Authorities in neighbouring Bangladesh were on alert. A state-run water development board official warned that five districts in the northern part of the country could be inundated with a rise in the level of the Teesta river, which enters Bangladesh downstream of Sikkim.
Prabhakar Rai, director of Sikkim’s State Disaster Management Authority, said bad weather was hampering rescue operations and described the situation as “slightly grim”.
“Due to bad weather conditions we cannot have air service towards the northern part of the state,” Rai said.
“Roads have been damaged at various places so communication is a big problem. Telephone communication disruption is also a problem in the upper reaches,” he said. Silt that had collected in houses along the river bed was also slowing rescue work. About 2,500 tourists are stuck in and around Chungthang town in Mangan district, about 100km north of the state capital Gangtok, but they are in safe places and will be evacuated by air when the weather improves, Rai said. An advisory from the state tourism department asked visitors planning trips to the scenic state to postpone travel and said those stuck in Mangan district would be evacuated from today subject to weather.

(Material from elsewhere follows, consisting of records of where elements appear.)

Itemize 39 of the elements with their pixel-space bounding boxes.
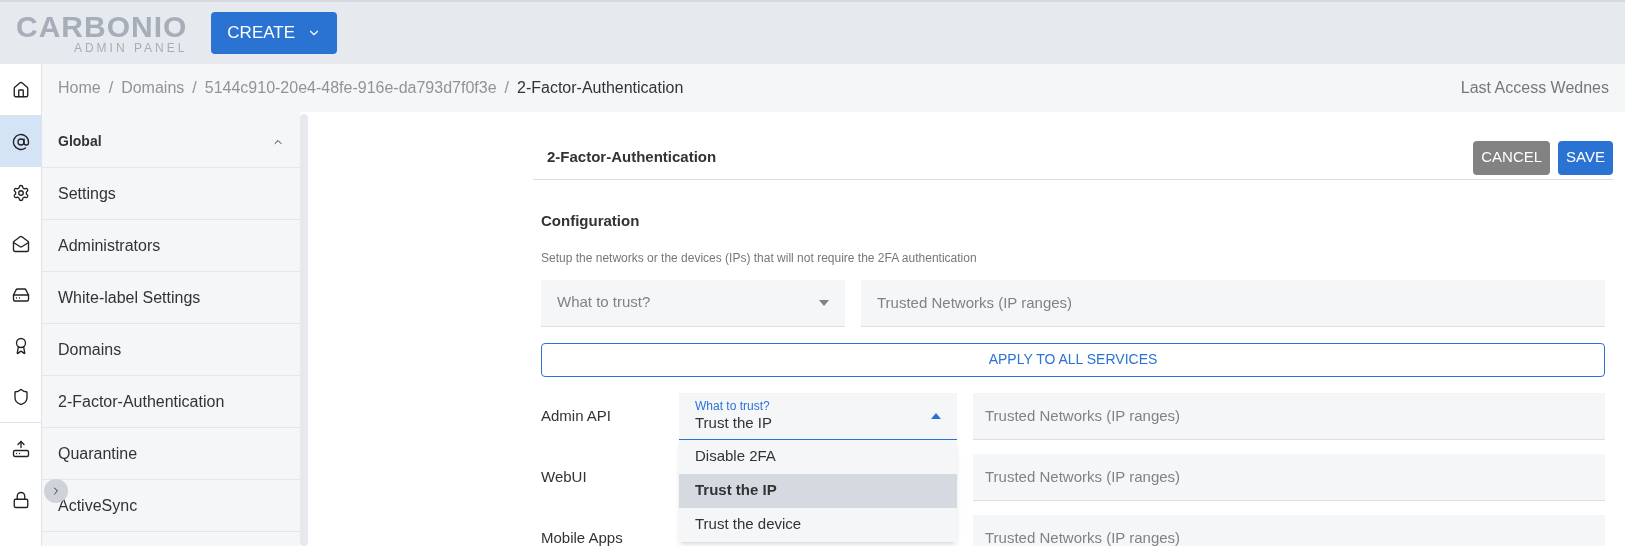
logo: CARBONIO bbox=[16, 12, 188, 42]
lock-icon bbox=[11, 490, 30, 509]
breadcrumb-separator: / bbox=[108, 78, 114, 98]
select-label: What to trust? bbox=[695, 398, 771, 414]
trusted-networks-field[interactable]: Trusted Networks (IP ranges) bbox=[973, 514, 1605, 546]
breadcrumb-item: 2-Factor-Authentication bbox=[517, 78, 684, 98]
service-label: Mobile Apps bbox=[541, 527, 624, 546]
dropdown-option[interactable]: Trust the IP bbox=[679, 473, 957, 508]
section-title: Configuration bbox=[541, 211, 641, 231]
last-access-text: Last Access Wednes bbox=[1460, 78, 1609, 98]
mail-icon bbox=[11, 234, 30, 253]
select-value: Trust the IP bbox=[695, 413, 772, 433]
trust-select[interactable]: What to trust? Trust the IP bbox=[679, 392, 957, 440]
apply-to-all-button[interactable]: APPLY TO ALL SERVICES bbox=[541, 342, 1605, 377]
create-button[interactable]: CREATE bbox=[211, 12, 338, 54]
save-button[interactable]: SAVE bbox=[1558, 140, 1613, 175]
dropdown-option[interactable]: Trust the device bbox=[679, 507, 957, 542]
drive-icon bbox=[11, 285, 30, 304]
caret-down-icon bbox=[819, 299, 829, 306]
service-label: WebUI bbox=[541, 466, 588, 487]
trusted-networks-field[interactable]: Trusted Networks (IP ranges) bbox=[973, 392, 1605, 440]
home-icon bbox=[11, 80, 30, 99]
settings-icon bbox=[11, 183, 30, 202]
trusted-networks-field[interactable]: Trusted Networks (IP ranges) bbox=[861, 279, 1605, 327]
logo-subtitle: ADMIN PANEL bbox=[73, 42, 188, 54]
shield-icon bbox=[11, 387, 30, 406]
dropdown-option[interactable]: Disable 2FA bbox=[679, 439, 957, 474]
sidebar-section-title: Global bbox=[58, 132, 102, 151]
breadcrumb-separator: / bbox=[192, 78, 197, 98]
panel-title: 2-Factor-Authentication bbox=[547, 147, 717, 168]
trusted-networks-field[interactable]: Trusted Networks (IP ranges) bbox=[973, 453, 1605, 501]
trust-select[interactable]: What to trust? bbox=[541, 279, 845, 327]
at-sign-icon bbox=[11, 132, 30, 151]
cancel-button[interactable]: CANCEL bbox=[1473, 140, 1551, 175]
drive-upload-icon bbox=[11, 439, 30, 458]
service-label: Admin API bbox=[541, 405, 613, 426]
breadcrumb-separator: / bbox=[504, 78, 509, 98]
section-description: Setup the networks or the devices (IPs) that will not require the 2FA authentication bbox=[541, 249, 978, 267]
caret-up-icon bbox=[931, 412, 941, 419]
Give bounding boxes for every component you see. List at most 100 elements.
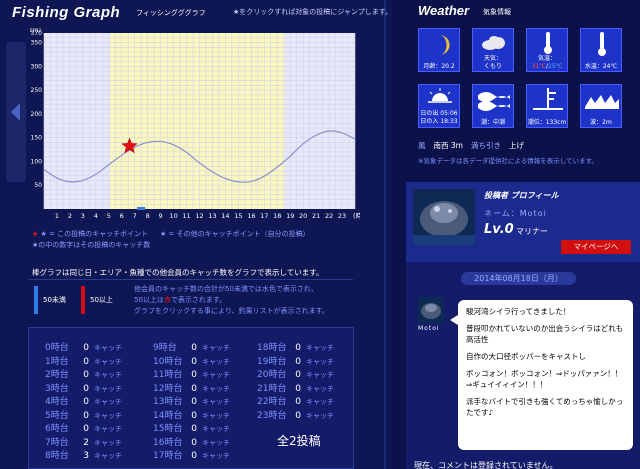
air-temp-min: 25℃ (548, 63, 563, 70)
wave-icon (585, 95, 619, 109)
hour-label: 2時台 (45, 370, 69, 380)
thermometer-icon (544, 32, 552, 54)
fish-photo-icon (418, 297, 444, 323)
x-tick-label: 23 (338, 212, 346, 220)
catch-label: キャッチ (202, 452, 230, 460)
x-tick-label: 11 (182, 212, 190, 220)
catch-count: 0 (191, 424, 197, 434)
hour-stat-row: 16時台 0 キャッチ (153, 435, 230, 448)
catch-label: キャッチ (306, 357, 334, 366)
hour-label: 6時台 (45, 424, 69, 434)
hour-label: 20時台 (257, 370, 287, 380)
hour-stat-row: 1時台 0 キャッチ (45, 354, 122, 367)
hour-label: 22時台 (257, 397, 287, 407)
bubble-tail (450, 315, 458, 325)
legend-other-posts-label: ★ = その他のキャッチポイント（自分の投稿） (160, 230, 310, 238)
key-under50-label: 50未満 (43, 296, 66, 304)
catch-label: キャッチ (94, 438, 122, 447)
fishing-graph-title: Fishing Graph (12, 4, 121, 21)
y-tick-label: 200 (31, 111, 43, 118)
key-note-line2a: 50以上は (134, 296, 164, 304)
hourly-catch-table: 0時台 0 キャッチ 1時台 0 キャッチ 2時台 0 キャッチ 3時台 0 キャッチ 4時台 0 キャッチ… (28, 327, 354, 469)
key-note-line1: 他会員のキャッチ数の合計が50未満では水色で表示され、 (134, 285, 318, 293)
hour-stat-row: 23時台 0 キャッチ (257, 408, 334, 421)
catch-count: 0 (191, 343, 197, 353)
avatar-small[interactable] (418, 297, 444, 323)
water-temp-label: 水温：24℃ (584, 63, 618, 70)
tide-chart[interactable]: 50100150200250300350370(cm)1234567891011… (30, 28, 360, 228)
catch-label: キャッチ (94, 344, 122, 352)
catch-label: キャッチ (306, 371, 334, 379)
comment-bubble: 駿河湾シイラ行ってきました！ 普段叩かれていないのか出会うシイラはどれも高活性 … (458, 300, 633, 450)
sky-box: 天気： くもり (472, 28, 514, 72)
hour-label: 4時台 (45, 397, 69, 407)
key-over50: 50以上 (81, 286, 119, 314)
hour-label: 11時台 (153, 370, 183, 380)
x-tick-label: 22 (325, 212, 333, 220)
tide-level-label: 潮位：133cm (527, 119, 567, 126)
y-axis-label: (cm) (30, 28, 41, 34)
catch-label: キャッチ (202, 384, 230, 393)
legend-other-posts: ★ = その他のキャッチポイント（自分の投稿） (160, 229, 310, 239)
x-tick-label: 17 (260, 212, 268, 220)
catch-count: 0 (83, 410, 89, 421)
x-tick-label: 16 (247, 212, 255, 220)
hour-label: 21時台 (257, 383, 287, 394)
tide-level-icon (533, 88, 563, 110)
tide-box: 潮：中潮 (472, 84, 514, 128)
hour-stat-row: 8時台 3 キャッチ (45, 448, 122, 461)
daylight-band (110, 33, 285, 209)
comment-line: 普段叩かれていないのか出会うシイラはどれも高活性 (466, 324, 624, 344)
hour-label: 23時台 (257, 410, 287, 421)
moon-age-label: 月齢：20.2 (423, 63, 455, 70)
sky-value: くもり (483, 63, 502, 70)
legend-this-post: ★ ★ = この投稿のキャッチポイント (32, 230, 149, 238)
key-note-line3: グラフをクリックする事により、釣果リストが表示されます。 (134, 307, 329, 315)
catch-label: キャッチ (202, 438, 230, 447)
previous-arrow-button[interactable] (6, 42, 26, 182)
catch-label: キャッチ (202, 344, 230, 352)
x-tick-label: 20 (299, 212, 307, 220)
hour-stat-row: 3時台 0 キャッチ (45, 381, 122, 394)
x-tick-label: 19 (286, 212, 294, 220)
hour-stat-row: 12時台 0 キャッチ (153, 381, 230, 394)
sun-box: 日の出 05:06 日の入 18:33 (418, 84, 460, 128)
x-tick-label: 18 (273, 212, 281, 220)
catch-count: 0 (83, 343, 89, 353)
y-tick-label: 350 (31, 40, 43, 47)
catch-count: 0 (295, 383, 301, 394)
key-note-red: 赤 (163, 296, 171, 304)
catch-count: 0 (191, 410, 197, 421)
hour-label: 14時台 (153, 410, 183, 421)
hour-stat-row: 18時台 0 キャッチ (257, 340, 334, 353)
tide-level-box: 潮位：133cm (526, 84, 568, 128)
flow-value: 上げ (508, 141, 524, 150)
catch-label: キャッチ (94, 411, 122, 420)
chevron-left-icon (11, 103, 20, 121)
catch-label: キャッチ (306, 398, 334, 406)
hour-stat-row: 9時台 0 キャッチ (153, 340, 230, 353)
catch-label: キャッチ (202, 357, 230, 366)
catch-label: キャッチ (202, 398, 230, 406)
avatar[interactable] (413, 189, 475, 245)
catch-label: キャッチ (94, 384, 122, 393)
hour-label: 18時台 (257, 343, 287, 353)
panel-divider (384, 0, 386, 469)
hour-label: 9時台 (153, 343, 177, 353)
hour-label: 10時台 (153, 356, 183, 367)
key-note: 他会員のキャッチ数の合計が50未満では水色で表示され、 50以上は赤で表示されま… (134, 284, 354, 317)
water-temp-box: 水温：24℃ (580, 28, 622, 72)
mypage-button[interactable]: マイページへ (561, 240, 631, 254)
hour-stat-row: 22時台 0 キャッチ (257, 394, 334, 407)
hour-label: 1時台 (45, 356, 69, 367)
hour-stat-row: 19時台 0 キャッチ (257, 354, 334, 367)
hour-label: 0時台 (45, 343, 69, 353)
sky-label: 天気： (483, 55, 502, 62)
x-tick-label: 4 (94, 212, 98, 220)
catch-count: 0 (295, 356, 301, 367)
catch-count: 0 (191, 437, 197, 448)
profile-level: Lv.0 (484, 222, 514, 237)
hour-stat-row: 11時台 0 キャッチ (153, 367, 230, 380)
x-tick-label: 14 (221, 212, 229, 220)
total-posts: 全2投稿 (277, 434, 321, 448)
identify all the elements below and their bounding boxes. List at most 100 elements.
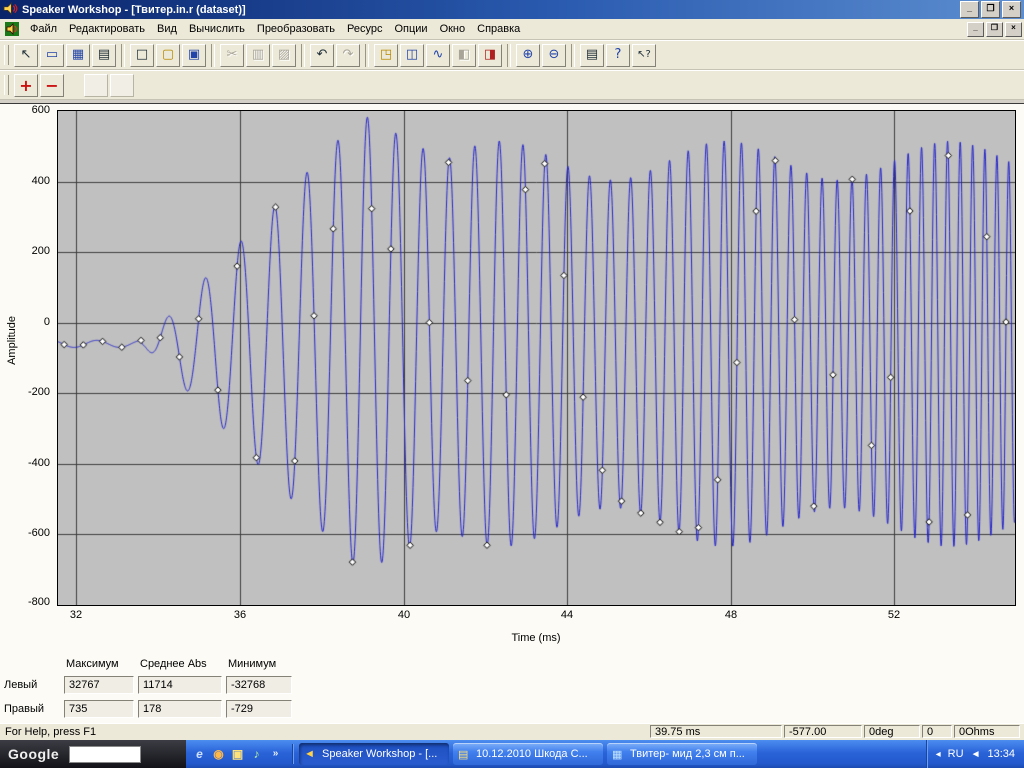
toolbar-separator: [301, 43, 305, 67]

“All tourists stranded at Lachung and Lachen areas are safe and nothing adverse has so far been reported,” the advisory said, referring to the two rivers that join to form the Teesta in Chungthang. Video footage from the ANI news agency showed flood waters surging into built-up areas where several houses collapsed. Army bases and other facilities were damaged and vehicles submerged. Photos showed earth movers and rescue workers shovelling silt and mud to dig out military vehicles buried by the riverside. Satellite imagery showed that nearly two-third of the lake seems to have been drained. Sikkim, a small state of about 650,000 people which is wedged in the mountains between Nepal, Bhutan and China, was cut off from Siliguri in the neighbouring state of West Bengal as the main highway had collapsed.